1. Petit animal à la peau visqueuse, au corps dépourvu de queue, aux pattes postérieures longues et palmées adaptées à la natation et au saut, vivant près des lieux humides, en particulier près des mares et des étangs, et appartenant à la classe des Batraciens. Grenouille rousse; coassement, métamorphoses de la grenouille; brochette, fricassée de cuisses de grenouilles; grenouille de dissection. La grenouille, dans l'état imparfait de têtard, respire par des branchies, tandis que dans son état plus parfait de grenouille elle respire par des poumons (Lamarck, Philos. zool., t. 1, 1809, p. 110).Sur la patte d'une grenouille décérébrée, on place une goutte d'acide; la patte se retire, voilà un réflexe moteur (J. Rostand, La Vie et ses probl.,1939, p. 88).La très étonnante faculté des grenouilles de gonfler comme un goitre leur gosier (Gide, Journal,1943, p. 242) :1. Il y a des personnes, à la campagne, qui ont une sangsue dans un bocal couvert d'un linge (...).
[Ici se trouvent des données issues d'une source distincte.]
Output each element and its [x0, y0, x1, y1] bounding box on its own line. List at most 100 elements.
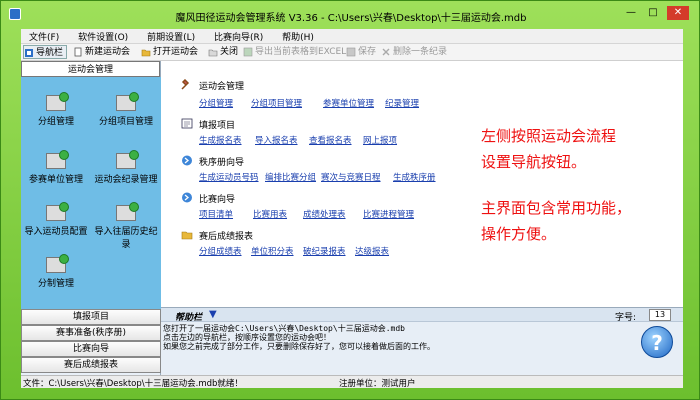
status-user: 注册单位：测试用户: [339, 379, 416, 389]
nav-item-label: 参赛单位管理: [28, 175, 83, 185]
section-header: 赛后成绩报表: [181, 229, 253, 242]
section-post-reports: 赛后成绩报表: [181, 229, 253, 242]
help-header-bar: 帮助栏 ▼ 字号: 13: [161, 308, 683, 323]
link-result-processing[interactable]: 成绩处理表: [303, 208, 346, 220]
collapse-icon[interactable]: ▼: [209, 309, 217, 320]
left-nav-panel: 运动会管理 分组管理 分组项目管理 参赛单位管理 运动会纪录管理 导入运动员配置: [21, 61, 161, 375]
section-entry: 填报项目: [181, 118, 235, 131]
new-meet-button[interactable]: 新建运动会: [73, 45, 130, 59]
help-text-line: 如果您之前完成了部分工作，只要删除保存好了，您可以接着做后面的工作。: [163, 342, 435, 351]
annotation-line: 设置导航按钮。: [481, 153, 587, 171]
nav-item-label: 导入运动员配置: [24, 227, 88, 237]
open-meet-button[interactable]: 打开运动会: [141, 45, 198, 59]
export-excel-label: 导出当前表格到EXCEL: [255, 47, 347, 57]
section-title: 填报项目: [199, 121, 236, 131]
link-view-entry-form[interactable]: 查看报名表: [309, 134, 352, 146]
font-size-label: 字号:: [615, 313, 637, 323]
section-title: 比赛向导: [199, 195, 236, 205]
link-record-management[interactable]: 纪录管理: [385, 97, 419, 109]
delete-record-button[interactable]: 删除一条纪录: [381, 45, 447, 59]
section-title: 秩序册向导: [199, 158, 245, 168]
link-group-event-management[interactable]: 分组项目管理: [251, 97, 302, 109]
link-generate-order-book[interactable]: 生成秩序册: [393, 171, 436, 183]
nav-item-label: 分组管理: [37, 117, 74, 127]
nav-group-management[interactable]: 分组管理: [21, 92, 91, 127]
nav-button-reports[interactable]: 赛后成绩报表: [21, 357, 161, 373]
link-unit-points[interactable]: 单位积分表: [251, 245, 294, 257]
link-record-breaking[interactable]: 破纪录报表: [303, 245, 346, 257]
help-text-line: 点击左边的导航栏，按顺序设置您的运动会吧！: [163, 333, 331, 342]
maximize-button[interactable]: □: [645, 6, 661, 20]
history-icon: [116, 202, 139, 221]
menu-pre-settings[interactable]: 前期设置(L): [139, 29, 203, 44]
nav-item-label: 分组项目管理: [98, 117, 153, 127]
menu-file[interactable]: 文件(F): [21, 29, 67, 44]
nav-button-preparation[interactable]: 赛事准备(秩序册): [21, 325, 161, 341]
link-competition-forms[interactable]: 比赛用表: [253, 208, 287, 220]
record-icon: [116, 150, 139, 169]
close-window-button[interactable]: ✕: [667, 6, 689, 20]
new-document-icon: [74, 47, 82, 57]
menu-software-settings[interactable]: 软件设置(O): [70, 29, 136, 44]
nav-import-history[interactable]: 导入往届历史纪录: [91, 202, 161, 250]
nav-scoring-management[interactable]: 分制管理: [21, 254, 91, 289]
delete-record-label: 删除一条纪录: [393, 47, 448, 57]
help-text: 您打开了一届运动会C:\Users\兴春\Desktop\十三届运动会.mdb …: [163, 324, 613, 351]
title-bar: 魔风田径运动会管理系统 V3.36 - C:\Users\兴春\Desktop\…: [1, 1, 700, 29]
nav-item-label: 运动会纪录管理: [94, 175, 158, 185]
font-size-spinner[interactable]: 13: [649, 309, 671, 321]
section-title: 运动会管理: [199, 82, 245, 92]
help-panel: 帮助栏 ▼ 字号: 13 您打开了一届运动会C:\Users\兴春\Deskto…: [161, 307, 683, 375]
section-header: 比赛向导: [181, 192, 235, 205]
nav-toggle-button[interactable]: 导航栏: [23, 45, 68, 59]
link-generate-entry-form[interactable]: 生成报名表: [199, 134, 242, 146]
nav-item-label: 导入往届历史纪录: [94, 227, 158, 250]
menu-help[interactable]: 帮助(H): [274, 29, 322, 44]
link-qualification-report[interactable]: 达级报表: [355, 245, 389, 257]
link-generate-numbers[interactable]: 生成运动员号码: [199, 171, 259, 183]
app-window: 魔风田径运动会管理系统 V3.36 - C:\Users\兴春\Desktop\…: [0, 0, 700, 400]
help-question-button[interactable]: ?: [641, 326, 673, 358]
toolbar: 导航栏 新建运动会 打开运动会 关闭 导出当前表格到EXCEL 保存 删除一条纪…: [21, 44, 683, 61]
nav-unit-management[interactable]: 参赛单位管理: [21, 150, 91, 185]
menu-competition-wizard[interactable]: 比赛向导(R): [206, 29, 271, 44]
arrow-circle-icon: [182, 192, 192, 203]
nav-import-athletes[interactable]: 导入运动员配置: [21, 202, 91, 237]
link-schedule[interactable]: 赛次与竞赛日程: [321, 171, 381, 183]
annotation-line: 操作方便。: [481, 225, 557, 243]
section-header: 填报项目: [181, 118, 235, 131]
arrow-circle-icon: [182, 155, 192, 166]
nav-icon: [25, 49, 33, 57]
nav-record-management[interactable]: 运动会纪录管理: [91, 150, 161, 185]
nav-panel-header[interactable]: 运动会管理: [21, 61, 160, 77]
annotation-line: 左侧按照运动会流程: [481, 127, 617, 145]
link-import-entry-form[interactable]: 导入报名表: [255, 134, 298, 146]
tools-icon: [181, 79, 190, 90]
link-online-entry[interactable]: 网上报项: [363, 134, 397, 146]
link-competition-progress[interactable]: 比赛进程管理: [363, 208, 414, 220]
status-file: 文件：C:\Users\兴春\Desktop\十三届运动会.mdb就绪！: [23, 379, 243, 389]
close-meet-label: 关闭: [220, 47, 239, 57]
excel-icon: [243, 47, 253, 57]
folder-close-icon: [208, 49, 218, 57]
nav-group-event-management[interactable]: 分组项目管理: [91, 92, 161, 127]
open-meet-label: 打开运动会: [153, 47, 199, 57]
save-button[interactable]: 保存: [346, 45, 376, 59]
minimize-button[interactable]: —: [623, 6, 639, 20]
main-content: 运动会管理 分组管理 分组项目管理 参赛单位管理 纪录管理 填报项目 生成报名表…: [161, 61, 683, 307]
link-unit-management[interactable]: 参赛单位管理: [323, 97, 374, 109]
delete-icon: [382, 48, 390, 56]
link-event-list[interactable]: 项目清单: [199, 208, 233, 220]
annotation-line: 主界面包含常用功能，: [481, 199, 632, 217]
section-competition-wizard: 比赛向导: [181, 192, 235, 205]
help-text-line: 您打开了一届运动会C:\Users\兴春\Desktop\十三届运动会.mdb: [163, 324, 405, 333]
nav-item-label: 分制管理: [37, 279, 74, 289]
close-meet-button[interactable]: 关闭: [208, 45, 238, 59]
nav-button-entry[interactable]: 填报项目: [21, 309, 161, 325]
link-group-results[interactable]: 分组成绩表: [199, 245, 242, 257]
link-group-management[interactable]: 分组管理: [199, 97, 233, 109]
nav-button-competition[interactable]: 比赛向导: [21, 341, 161, 357]
link-arrange-groups[interactable]: 编排比赛分组: [265, 171, 316, 183]
export-excel-button[interactable]: 导出当前表格到EXCEL: [243, 45, 346, 59]
section-header: 运动会管理: [181, 79, 244, 92]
D'autres ont une rainette. On a remarqué que quand la petite grenouille verte, (...) de la feuille du noisetier qu'elle hante cherche à s'enfoncer dans le creux de l'arbre ou dans les crevasses des murailles, elle pronostique la pluie. Dans son bocal, si elle s'assoit parmi les cailloux et les mousses du fond, c'est que le temps est à l'humide; il est au sec, si elle monte à la petite échelle de bois et pointe le nez hors de l'eau.
Pourrat, Le Temps qu'il fait, Paris, Albin Michel, 1960, p. 143.
♦ Grenouille(-)taureau. Grenouille de très grande taille, vivant en Amérique du Nord et dont le cri est semblable au mugissement du taureau. Le soir, (...) seules petites bouches d'orgue reliées à l'Europe, mais qui ne donnaient que quelques paroles mesurées comme par un câble, les grenouilles-taureaux (Giraudoux, Suzanne,1921, p. 126).On entendait dans le lointain le rire énorme de la grenouille-taureau qui abonde dans ces parages (Cendrars, Du monde entier,1957, p. 143).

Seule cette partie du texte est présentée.